Tanda petik tunggal mengapit terjemahan atau penjelasan kata atau ungkapan asing.
Misalnya:
Lailtul Qadar ‘malam bernilai’

9. Tanda Elipsis (…)


a. Tanda elipsis dipakai dalam kalimat yang terputus-putus
Misalnya:
Kalau begitu …ya, marilah kita bergerak.
b. Tanda elipsis menunjukkan bahwa dalam suatu kalimat atau naskah ada bagian yang
dihilangkan.
Misalnya:
Sebab-sebab kemerosotan …akan diteliti lebih lanjut.
10. Tanda Tanya (?)
a. Tanda Tanya dipakai pada akhir kalimat tanya.
b.

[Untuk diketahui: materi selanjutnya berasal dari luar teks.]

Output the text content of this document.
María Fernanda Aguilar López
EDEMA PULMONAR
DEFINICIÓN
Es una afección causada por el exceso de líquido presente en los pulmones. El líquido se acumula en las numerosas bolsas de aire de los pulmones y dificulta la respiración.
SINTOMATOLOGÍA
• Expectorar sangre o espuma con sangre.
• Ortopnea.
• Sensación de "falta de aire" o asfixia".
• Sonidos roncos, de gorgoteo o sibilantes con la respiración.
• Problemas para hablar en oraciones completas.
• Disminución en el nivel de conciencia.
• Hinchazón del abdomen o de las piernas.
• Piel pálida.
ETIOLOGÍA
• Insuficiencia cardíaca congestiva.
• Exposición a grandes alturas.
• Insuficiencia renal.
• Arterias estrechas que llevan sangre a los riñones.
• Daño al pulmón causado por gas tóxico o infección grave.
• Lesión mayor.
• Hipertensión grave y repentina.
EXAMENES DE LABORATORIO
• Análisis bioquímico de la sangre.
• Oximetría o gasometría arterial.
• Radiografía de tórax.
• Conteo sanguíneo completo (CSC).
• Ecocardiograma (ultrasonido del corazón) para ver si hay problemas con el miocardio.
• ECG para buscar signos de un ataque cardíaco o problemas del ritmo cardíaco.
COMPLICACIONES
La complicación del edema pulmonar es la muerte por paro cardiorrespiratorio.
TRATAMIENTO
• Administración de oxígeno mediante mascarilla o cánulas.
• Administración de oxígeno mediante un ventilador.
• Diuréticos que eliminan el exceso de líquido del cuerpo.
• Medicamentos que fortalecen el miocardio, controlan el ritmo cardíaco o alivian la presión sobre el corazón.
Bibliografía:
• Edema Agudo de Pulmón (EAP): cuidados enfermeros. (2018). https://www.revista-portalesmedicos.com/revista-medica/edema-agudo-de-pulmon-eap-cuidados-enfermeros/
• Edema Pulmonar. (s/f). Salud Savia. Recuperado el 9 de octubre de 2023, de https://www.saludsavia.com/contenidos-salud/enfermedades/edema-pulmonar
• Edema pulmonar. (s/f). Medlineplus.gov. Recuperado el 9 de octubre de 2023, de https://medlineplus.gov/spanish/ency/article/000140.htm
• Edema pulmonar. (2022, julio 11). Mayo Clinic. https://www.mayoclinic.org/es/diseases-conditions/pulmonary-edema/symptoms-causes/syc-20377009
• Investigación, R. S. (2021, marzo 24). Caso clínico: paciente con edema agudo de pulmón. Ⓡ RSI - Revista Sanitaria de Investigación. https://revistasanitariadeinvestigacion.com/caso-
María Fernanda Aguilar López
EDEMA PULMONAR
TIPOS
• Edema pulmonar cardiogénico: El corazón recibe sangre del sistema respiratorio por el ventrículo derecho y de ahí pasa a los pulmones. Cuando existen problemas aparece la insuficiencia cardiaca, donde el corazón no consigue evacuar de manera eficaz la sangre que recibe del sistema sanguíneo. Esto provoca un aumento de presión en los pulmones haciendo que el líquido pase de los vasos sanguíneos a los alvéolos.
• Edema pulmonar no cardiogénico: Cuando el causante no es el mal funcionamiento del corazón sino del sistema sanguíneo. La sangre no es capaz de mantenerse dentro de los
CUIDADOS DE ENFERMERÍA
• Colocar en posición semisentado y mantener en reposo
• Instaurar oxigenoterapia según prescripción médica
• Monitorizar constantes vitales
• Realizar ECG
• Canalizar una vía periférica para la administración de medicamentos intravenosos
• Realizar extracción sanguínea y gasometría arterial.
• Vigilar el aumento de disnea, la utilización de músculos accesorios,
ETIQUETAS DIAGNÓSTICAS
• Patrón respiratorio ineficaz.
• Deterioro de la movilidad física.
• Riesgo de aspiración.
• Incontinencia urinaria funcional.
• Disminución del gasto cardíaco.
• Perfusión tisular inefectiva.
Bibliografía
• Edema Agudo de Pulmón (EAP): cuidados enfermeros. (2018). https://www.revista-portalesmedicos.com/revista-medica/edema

Tanda Tanya dipakai di dalam tanda kurung untuk menyatakan bagian kalimat yang
disangsikan atau yang kurang dapat dibuktikan kebenarannya. Misalnya:
- Ia dilahirkan pada tahun 1683 (?)
- Uangnya sebanyak 10 juta rupiah (?) hilang.

11. Tanda Seru (!)


Tanda seru dipakai sesudah ungkapan atau pernyataan yang berupa seruan atau perintah
yang menggambarkan kesungguhan, ketidakpercayaan ataupun rasa emosi yang kuat.
Misalnya:
1) Alangkah seramnya peristiwa itu! 2) Bersihkan kamar itu sekarang juga!

12. Tanda Kurung ((…))


a. Tanda kurung yang mengapit tambahan keterangan atau penjelasan.
b. Tanda kurung yang mengapit tambahan keterangan atau penjelasan yang bukan
bagian integral pokok pembicaraan.

13. Tanda Kurung Siku ([...])


a. Tanda kurung siku mengapit huruf, kata atau kelompok kata sebagai koreksi atau
tambahan pada kalimat atau bagian kalimat yang ditulis orang lain. Tanda itu
menyatakan bahwa kesalahan atau kekurangan itu memang terdapat di dalam naskah
asli.
b. Tanda kurung siku mengapit keterangan dalam kalimat penjelas yang sudah bertanda
kurung.

14. Tanda Garis Miring ( / )


Tanda garis miring dipakai didalam nomor surat dan nomor pada alamat dan penandaan
masa satu tahun yang terbagi dalam dua tahun takwim.

15. Tanda Penyingkat atau Apostrof ( ‘ )


Tanda penyingkat menunjukkan penghilangan bagian kata atau bagian angka tahun.